Judge Sidney H Stein’s summing up and verdict
Judge Stein didn’t keep anyone in suspense. He said at the beginning of his summing up that he was imposing a sentence of 240 months (twenty years, as I had to confirm to myself several times). He said Clark was to be evaluated as soon as possible as to whether he should be transferred to a medical facility, and in any event that he should be transferred to a permanent facility as soon as possible.
He accepted that Clark had suffered terribly in both Thai prison and the MDC and that his health complaints were real, but also noted that, but for the statutory maximum of twenty years, the sentence would have been Life. The judge read out a potted synopsis of Silk Road, how it worked, and the massive amounts of crypto involved (it is notoriously difficult to put a value on the crypto that went through Silk Road, but the hundreds of millions of dollars mentioned is probably accurate).
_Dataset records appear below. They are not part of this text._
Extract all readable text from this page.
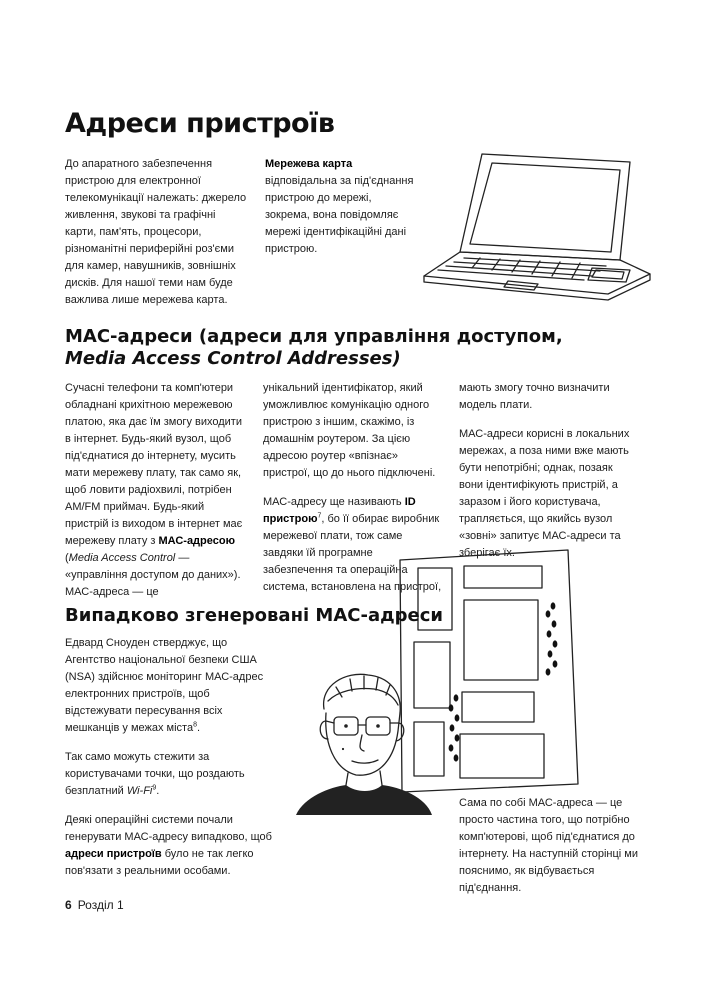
Адреси пристроїв

До апаратного забезпечення пристрою для електронної телекомунікації належать: джерело живлення, звукові та графічні карти, пам'ять, процесори, різноманітні периферійні роз'єми для камер, навушників, зовнішніх дисків. Для нашої теми нам буде важлива лише мережева карта.

Мережева карта відповідальна за під'єднання пристрою до мережі, зокрема, вона повідомляє мережі ідентифікаційні дані пристрою.

МАС-адреси (адреси для управління доступом,
Media Access Control Addresses)

Сучасні телефони та комп'ютери обладнані крихітною мережевою платою, яка дає їм змогу виходити в інтернет. Будь-який вузол, щоб під'єднатися до інтернету, мусить мати мережеву плату, так само як, щоб ловити радіохвилі, потрібен AM/FM приймач. Будь-який пристрій із виходом в інтернет має мережеву плату з МАС-адресою (Media Access Control — «управління доступом до даних»). МАС-адреса — це

унікальний ідентифікатор, який уможливлює комунікацію одного пристрою з іншим, скажімо, із домашнім роутером. За цією адресою роутер «впізнає» пристрої, що до нього підключені.

МАС-адресу ще називають ID пристрою$^7$, бо її обирає виробник мережевої плати, тож саме завдяки їй програмне забезпечення та операційна система, встановлена на пристрої,

мають змогу точно визначити модель плати.

МАС-адреси корисні в локальних мережах, а поза ними вже мають бути непотрібні; однак, позаяк вони ідентифікують пристрій, а заразом і його користувача, трапляється, що якийсь вузол «зовні» запитує МАС-адреси та зберігає їх.

Випадково згенеровані МАС-адреси

Едвард Сноуден стверджує, що Агентство національної безпеки США (NSA) здійснює моніторинг МАС-адрес електронних пристроїв, щоб відстежувати пересування всіх мешканців у межах міста$^8$.

Так само можуть стежити за користувачами точки, що роздають безплатний Wi-Fi$^9$.

Деякі операційні системи почали генерувати МАС-адресу випадково, щоб адреси пристроїв було не так легко пов'язати з реальними особами.

Сама по собі МАС-адреса — це просто частина того, що потрібно комп'ютерові, щоб під'єднатися до інтернету. На наступній сторінці ми пояснимо, як відбувається під'єднання.

6 Розділ 1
The judge said that Clark’s crimes were serious enough in isolation, but they were exacerbated by his obstructive conduct. His role in Silk Road was significant. He was the right-hand man to Ross Ulbricht and even tried to keep his criminal activities going after Ulbricht’s arrest. He said Clark’s remorse was genuine and heartfelt, as were the letters of support. He said he believed Clark was changing his mind about the need to disband the DEA and make all drugs legal as he had withdrawn his objection to the evidence of the six Silk Road-related deaths being included in the USG’s submission.
He said he wasn’t imposing a fine as he did not believe Clark had the means to pay it and had no assets to speak of.
One final comment he made may well have been facetious, a hint that he didn’t believe the story of Clark’s special project: “If he is prepared to assist the US Government to deanonymize anonymous transactions, I’m sure the government would be interested,” the judge said.